Verifying Webhook Signatures

Verify Rivo webhook requests using HMAC-SHA256 and Base64 to ensure authenticity and prevent tampering.

Verifying Webhook Signatures

Each webhook request includes a rivo-signature header containing a Base64-encoded HMAC-SHA256 hash of the raw payload. This allows you to confirm that the request is genuine and hasn’t been tampered with in transit.

🔐 Signature Verification Steps

To validate the webhook payload:

  1. Retrieve the rivo-signature from the webhook request headers.
  2. Calculate the HMAC-SHA256 hash of the raw request body using your webhook’s secret token as the key.
  3. Encode the resulting hash in Base64.
  4. Compare the Base64-encoded hash with the received rivo-signature using a timing-safe comparison.
  5. If the two match, the webhook is verified and can be safely processed.

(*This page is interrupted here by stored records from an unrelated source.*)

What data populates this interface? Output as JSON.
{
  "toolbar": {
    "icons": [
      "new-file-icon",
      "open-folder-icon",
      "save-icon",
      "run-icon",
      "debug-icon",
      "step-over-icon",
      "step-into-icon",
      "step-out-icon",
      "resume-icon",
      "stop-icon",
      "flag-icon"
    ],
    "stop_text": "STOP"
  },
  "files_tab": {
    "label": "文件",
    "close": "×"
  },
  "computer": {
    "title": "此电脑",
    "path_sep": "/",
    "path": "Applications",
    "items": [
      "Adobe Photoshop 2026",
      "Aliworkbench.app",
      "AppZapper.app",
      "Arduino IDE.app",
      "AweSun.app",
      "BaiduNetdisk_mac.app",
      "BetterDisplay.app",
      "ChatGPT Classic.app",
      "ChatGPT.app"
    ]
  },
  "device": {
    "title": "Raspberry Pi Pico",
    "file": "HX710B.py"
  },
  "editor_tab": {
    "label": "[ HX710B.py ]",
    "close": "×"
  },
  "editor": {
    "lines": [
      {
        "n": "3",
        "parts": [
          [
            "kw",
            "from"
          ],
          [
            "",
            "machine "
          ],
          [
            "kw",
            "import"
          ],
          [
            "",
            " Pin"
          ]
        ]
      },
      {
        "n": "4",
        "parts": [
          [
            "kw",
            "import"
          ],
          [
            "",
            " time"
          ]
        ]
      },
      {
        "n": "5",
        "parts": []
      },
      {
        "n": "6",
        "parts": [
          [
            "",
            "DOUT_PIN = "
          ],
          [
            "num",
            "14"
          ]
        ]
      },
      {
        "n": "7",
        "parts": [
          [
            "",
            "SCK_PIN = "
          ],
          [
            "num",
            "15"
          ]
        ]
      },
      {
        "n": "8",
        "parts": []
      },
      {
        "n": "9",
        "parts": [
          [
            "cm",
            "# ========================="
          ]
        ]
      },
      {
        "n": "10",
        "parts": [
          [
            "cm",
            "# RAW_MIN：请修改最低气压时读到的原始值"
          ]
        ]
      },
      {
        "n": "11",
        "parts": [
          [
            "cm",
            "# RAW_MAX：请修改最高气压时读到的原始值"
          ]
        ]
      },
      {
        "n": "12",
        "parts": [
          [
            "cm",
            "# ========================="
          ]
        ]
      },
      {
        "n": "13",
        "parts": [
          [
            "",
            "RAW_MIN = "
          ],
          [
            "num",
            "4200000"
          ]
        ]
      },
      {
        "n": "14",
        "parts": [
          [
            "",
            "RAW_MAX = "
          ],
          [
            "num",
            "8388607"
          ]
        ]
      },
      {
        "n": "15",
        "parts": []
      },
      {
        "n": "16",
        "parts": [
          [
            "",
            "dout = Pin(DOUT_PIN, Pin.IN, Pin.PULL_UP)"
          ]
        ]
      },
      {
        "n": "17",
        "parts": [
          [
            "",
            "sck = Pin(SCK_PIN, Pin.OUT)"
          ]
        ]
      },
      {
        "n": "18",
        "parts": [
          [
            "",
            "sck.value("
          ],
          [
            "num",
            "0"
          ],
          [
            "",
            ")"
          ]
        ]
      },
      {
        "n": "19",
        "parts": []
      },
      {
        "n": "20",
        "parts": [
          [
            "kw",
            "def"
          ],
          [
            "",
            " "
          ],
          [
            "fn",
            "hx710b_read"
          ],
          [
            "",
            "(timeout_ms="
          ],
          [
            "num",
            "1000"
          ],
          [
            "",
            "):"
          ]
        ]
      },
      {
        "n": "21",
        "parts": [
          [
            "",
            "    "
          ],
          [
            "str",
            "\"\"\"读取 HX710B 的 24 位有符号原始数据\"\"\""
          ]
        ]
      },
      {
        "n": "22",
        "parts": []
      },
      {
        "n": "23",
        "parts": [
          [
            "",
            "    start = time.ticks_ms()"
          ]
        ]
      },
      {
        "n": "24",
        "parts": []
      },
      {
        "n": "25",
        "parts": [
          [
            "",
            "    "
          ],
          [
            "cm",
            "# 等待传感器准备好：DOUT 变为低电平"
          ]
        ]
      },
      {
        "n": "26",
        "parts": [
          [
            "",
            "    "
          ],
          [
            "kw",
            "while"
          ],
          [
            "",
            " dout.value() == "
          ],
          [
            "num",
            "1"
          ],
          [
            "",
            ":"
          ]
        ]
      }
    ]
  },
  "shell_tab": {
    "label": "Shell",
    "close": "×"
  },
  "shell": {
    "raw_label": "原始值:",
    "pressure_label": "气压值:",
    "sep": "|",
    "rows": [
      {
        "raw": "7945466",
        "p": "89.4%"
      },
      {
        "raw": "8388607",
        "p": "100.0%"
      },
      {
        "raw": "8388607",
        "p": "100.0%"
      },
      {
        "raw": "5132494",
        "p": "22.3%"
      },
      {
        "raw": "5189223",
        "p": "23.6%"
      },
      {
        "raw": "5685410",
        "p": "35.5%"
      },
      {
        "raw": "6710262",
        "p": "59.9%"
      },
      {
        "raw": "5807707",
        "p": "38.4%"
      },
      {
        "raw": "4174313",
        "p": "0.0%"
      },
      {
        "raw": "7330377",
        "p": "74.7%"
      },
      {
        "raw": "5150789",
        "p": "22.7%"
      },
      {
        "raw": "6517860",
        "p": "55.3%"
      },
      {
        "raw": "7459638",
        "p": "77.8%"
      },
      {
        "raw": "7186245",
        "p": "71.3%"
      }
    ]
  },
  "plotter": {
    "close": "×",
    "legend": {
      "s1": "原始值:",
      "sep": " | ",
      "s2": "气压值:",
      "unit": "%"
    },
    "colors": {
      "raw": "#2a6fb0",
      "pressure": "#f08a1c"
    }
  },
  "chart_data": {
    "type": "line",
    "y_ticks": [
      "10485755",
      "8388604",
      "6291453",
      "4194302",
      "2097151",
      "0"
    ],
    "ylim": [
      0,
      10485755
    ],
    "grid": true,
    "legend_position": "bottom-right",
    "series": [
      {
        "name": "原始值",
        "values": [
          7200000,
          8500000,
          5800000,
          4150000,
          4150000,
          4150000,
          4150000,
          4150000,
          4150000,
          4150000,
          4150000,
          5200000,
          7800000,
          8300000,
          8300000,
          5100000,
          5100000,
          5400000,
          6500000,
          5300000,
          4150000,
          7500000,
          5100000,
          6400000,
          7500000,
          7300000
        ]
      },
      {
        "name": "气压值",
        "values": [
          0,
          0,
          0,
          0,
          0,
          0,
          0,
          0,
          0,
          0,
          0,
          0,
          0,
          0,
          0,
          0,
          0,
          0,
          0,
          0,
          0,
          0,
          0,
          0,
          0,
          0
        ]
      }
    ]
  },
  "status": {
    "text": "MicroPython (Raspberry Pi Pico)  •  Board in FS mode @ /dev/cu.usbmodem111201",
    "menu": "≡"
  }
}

You can find your webhook’s secret token by editing the webhook in the Rivo dashboard.


Example (JavaScript)

const rawPayload = '{"id":122573686,"points_amount":0,...}'; // Raw body string as received
const secretToken = 'your-secret-token'; // Replace with your actual webhook secret
const receivedSignature = 'Base64SignatureFromHeader'; // From 'rivo-signature' header


const crypto = require('crypto');

const hmac = crypto.createHmac('sha256', secretToken);
const expectedSignature = hmac.update(rawPayload).digest('base64');

const isValid = expectedSignature === receivedSignature;

Replace secretToken and rawPayload with your actual webhook secret and the raw request body.

Key Notes

  • Encoding: The rivo-signature is Base64-encoded, so your calculated signature must use the same encoding.
  • Header: Signature is sent in the rivo-signature header.
  • Raw Payload: Always use the raw event.body string for signature calculation. Avoid parsing or re-stringifying the payload, as it may introduce discrepancies.
  • Timing-Safe Comparison: For production use, replace === with crypto.timingSafeEqual() to prevent timing attacks.